Part of the difficulty for the sort of character's development is also the fact that he's trying to play it cool, that he's looking for a "practical way forward", but chips in the facade don't really appear so clearly as you might hope. The first big reveal of the movie is simply learning that he cheated on his wife months ago and they're giving birth, the second big reveal is that he's going to her out of spite for his dead dad.

The scenes in which he curses out his dad in the rearview mirror serve both to realistically establish his motivations, but also to exposit on his background, that certain things have happened to him and he's been carrying that pain for his entire life.

I think these scenes are enlightening, but the third time it happens I'm having a little bit of a harder time buying it. We've now seen him shift back and forth between calm and professional Locke to "I want to dig you out of the ****ing ground and make you listen" enough times that it just feels a bit weird to once again hear him launch into third round of swearing at the backseat.

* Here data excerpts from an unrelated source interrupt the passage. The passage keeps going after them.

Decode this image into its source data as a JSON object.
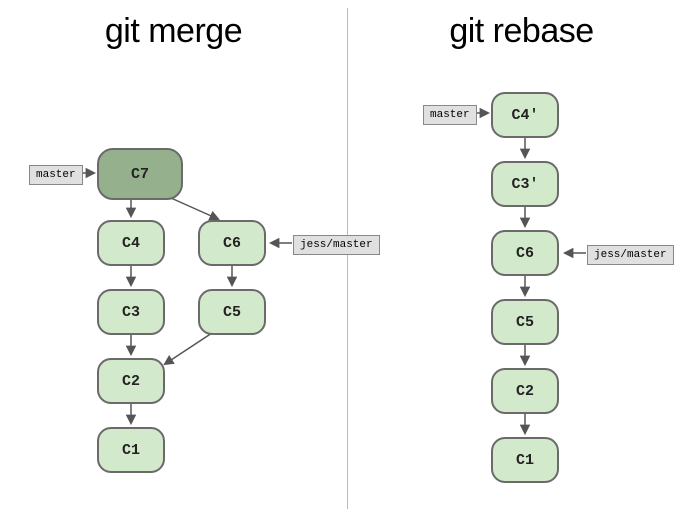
{
  "merge": {
    "title": "git merge",
    "master_ref": "master",
    "jess_ref": "jess/master",
    "commits": {
      "c7": "C7",
      "c4": "C4",
      "c3": "C3",
      "c2": "C2",
      "c1": "C1",
      "c6": "C6",
      "c5": "C5"
    }
  },
  "rebase": {
    "title": "git rebase",
    "master_ref": "master",
    "jess_ref": "jess/master",
    "commits": {
      "c4p": "C4'",
      "c3p": "C3'",
      "c6": "C6",
      "c5": "C5",
      "c2": "C2",
      "c1": "C1"
    }
  },
  "colors": {
    "commit_fill": "#d3e9cc",
    "merge_fill": "#95b08c",
    "ref_fill": "#e0e0e0"
  }
}
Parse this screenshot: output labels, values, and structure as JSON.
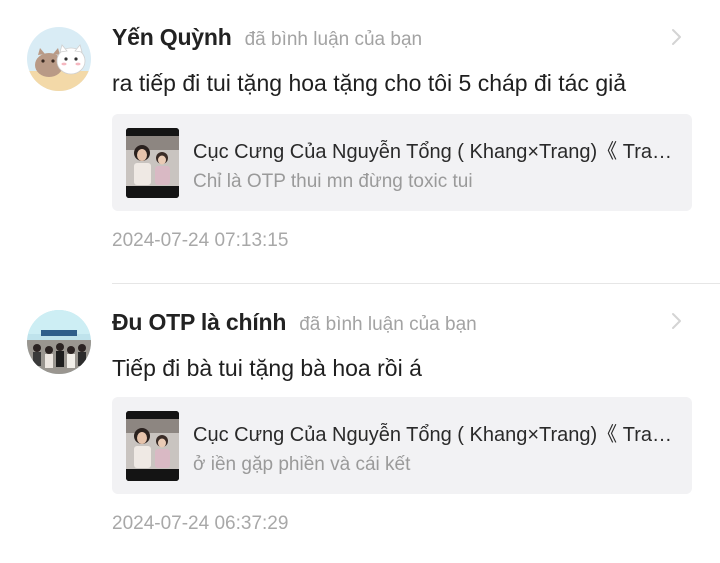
{
  "notifications": [
    {
      "username": "Yến Quỳnh",
      "action": "đã bình luận của bạn",
      "comment": "ra tiếp đi tui tặng hoa tặng cho tôi 5 cháp đi tác giả",
      "card": {
        "title": "Cục Cưng Của Nguyễn Tổng ( Khang×Trang)《 Trang Khang 》",
        "subtitle": "Chỉ là OTP thui mn đừng toxic tui"
      },
      "timestamp": "2024-07-24 07:13:15",
      "avatar_icon": "cartoon-cats-avatar-icon"
    },
    {
      "username": "Đu OTP là chính",
      "action": "đã bình luận của bạn",
      "comment": "Tiếp đi bà tui tặng bà hoa rồi á",
      "card": {
        "title": "Cục Cưng Của Nguyễn Tổng ( Khang×Trang)《 Trang Khang 》",
        "subtitle": "ở iền gặp phiền và cái kết"
      },
      "timestamp": "2024-07-24 06:37:29",
      "avatar_icon": "group-photo-avatar-icon"
    }
  ],
  "colors": {
    "background": "#ffffff",
    "card_background": "#f2f2f4",
    "secondary_text": "#a3a3a3",
    "primary_text": "#222222"
  },
  "icons": {
    "chevron": "chevron-right-icon",
    "thumbnail": "book-cover-thumbnail"
  }
}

Finally, unlike the above movies I mention (excepting Bicentennial Man which I haven't seen in FOREVER), it's pretty difficult to say I "enjoyed" watching this movie. I consider it a good movie in terms of accomplishing what it set out to do, and evoking the feelings it was supposed to evoke, ****, it's got me to cry twice now, so it's clearly working. BUT, it's not quite the experience I normally appreciate.

In Ink there's the music, there's the aesthetic, there are the themes, there's even brief humor, the dynamic between characters in interesting, and it successfully tugs on my heartstrings multiple times thoughout it's length. Titanic is a bit different; I'm not so sold on the romantic aspect of the movie, but I'm sympathetic enough to the characters, and I'm able to put myself in the movie to live through the ship sinking vicariously, and it's an exciting and horrifying experience.

Locke doesn't really have any of that, it's really just a picture into the isolated torment of one guy and his detached conversations through the phone in his car. Movie's not really exciting, it's not fun, it's not pleasant to look at, it's not intellectually stimulating like a drama like 12 Angry Men might be... It's just kind of there, and my emotional experience is more of a Fridge Logic moment, than a direct feeling the movie is impressing on me.

Still, I have difficulty not rating this well, but I will be docking my score.